How many clients received opiate substitution treatment (OST) in 2015?
Service providers participating in the national data collection on substitution treatment reported a total of 669 clients, that covers around 80% of all the clients according to expert estimates.
95.2% (637 persons) of those receiving methadone or buprenorphine/naloxone treatment received their substitution drug as maintenance treatment and 4.8% (32 persons) received it for the purpose of detoxification. 79.7% of the clients in maintenance treatment were given methadone which is quasi equal to the previous years’ results. Buprenorphine/naloxone may be prescribed so that the medication is financed by the patient, which makes possible to treat clients who are willing to undertake the costs but otherwise would not obtain it due to the limited treatment capacities.
What trends can be observed in the numbers of clients?
The number of those treated in OST was relatively stable over the studied years: there was a minor increase following 2008, which can be linked to the introduction of buprenorphine/naloxone (and the introduction of the possibility of self-financed treatment), then a development in methodology of data collection, which caused a decrease in 2011. The reason for the relatively stable availability is that the financed treatment capacity has not changed over the years. The last estimate on the number of heroin users in Hungary was made in 2013 with respect to 2010-2011. On the basis of this in 2010 those receiving substitution treatment represented 22% of the total number of heroin users.
Facts and figures about programmes providing party service
How many organizations provided harm reduction services in the recreational setting in 2015?

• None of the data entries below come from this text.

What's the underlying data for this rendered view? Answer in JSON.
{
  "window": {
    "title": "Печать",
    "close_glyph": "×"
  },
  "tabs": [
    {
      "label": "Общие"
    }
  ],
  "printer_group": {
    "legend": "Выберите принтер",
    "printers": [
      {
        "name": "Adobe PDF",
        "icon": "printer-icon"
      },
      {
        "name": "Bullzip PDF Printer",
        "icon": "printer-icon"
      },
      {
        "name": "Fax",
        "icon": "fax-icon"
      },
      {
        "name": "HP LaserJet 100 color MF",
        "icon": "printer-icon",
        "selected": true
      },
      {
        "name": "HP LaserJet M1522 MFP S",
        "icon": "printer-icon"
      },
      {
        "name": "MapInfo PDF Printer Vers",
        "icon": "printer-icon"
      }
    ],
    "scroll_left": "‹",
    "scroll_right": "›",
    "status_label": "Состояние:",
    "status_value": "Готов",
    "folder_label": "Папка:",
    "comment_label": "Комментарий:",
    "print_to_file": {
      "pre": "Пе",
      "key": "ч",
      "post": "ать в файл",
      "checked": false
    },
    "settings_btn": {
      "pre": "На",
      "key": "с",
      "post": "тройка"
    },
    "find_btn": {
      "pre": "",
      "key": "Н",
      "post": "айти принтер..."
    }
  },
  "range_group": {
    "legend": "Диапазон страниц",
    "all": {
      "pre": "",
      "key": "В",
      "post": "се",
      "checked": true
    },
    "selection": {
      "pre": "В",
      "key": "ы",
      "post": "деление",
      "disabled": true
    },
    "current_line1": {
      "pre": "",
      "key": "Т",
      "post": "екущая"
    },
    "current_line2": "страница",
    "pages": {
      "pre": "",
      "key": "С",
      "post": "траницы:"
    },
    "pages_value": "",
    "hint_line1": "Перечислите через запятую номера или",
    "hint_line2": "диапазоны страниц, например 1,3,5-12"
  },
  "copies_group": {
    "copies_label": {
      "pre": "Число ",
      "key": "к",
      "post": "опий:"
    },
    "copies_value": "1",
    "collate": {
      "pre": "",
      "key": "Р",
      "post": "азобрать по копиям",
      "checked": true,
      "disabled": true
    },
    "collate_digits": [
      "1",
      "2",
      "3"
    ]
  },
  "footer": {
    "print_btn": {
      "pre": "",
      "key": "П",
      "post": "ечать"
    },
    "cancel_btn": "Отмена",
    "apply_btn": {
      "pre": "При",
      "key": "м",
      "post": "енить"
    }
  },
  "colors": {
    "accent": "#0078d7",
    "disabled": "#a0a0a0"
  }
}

In 2015 a total of 23 organisations participated in the data collection, of which 13 operated harm reduction service in the recreational setting at city-level, 3 at micro-regional level, 3 at county level, 1 at regional level and 3 at national level. They took part in a total of 583 events where they contacted 83.877 people. The mean number of contacts per event was 143 (the same figure was 66 in 2014, and 50 in 2013). The items most frequently provided by the organisations were water, condoms, leaflets, glucose tablets and effervescent tablets.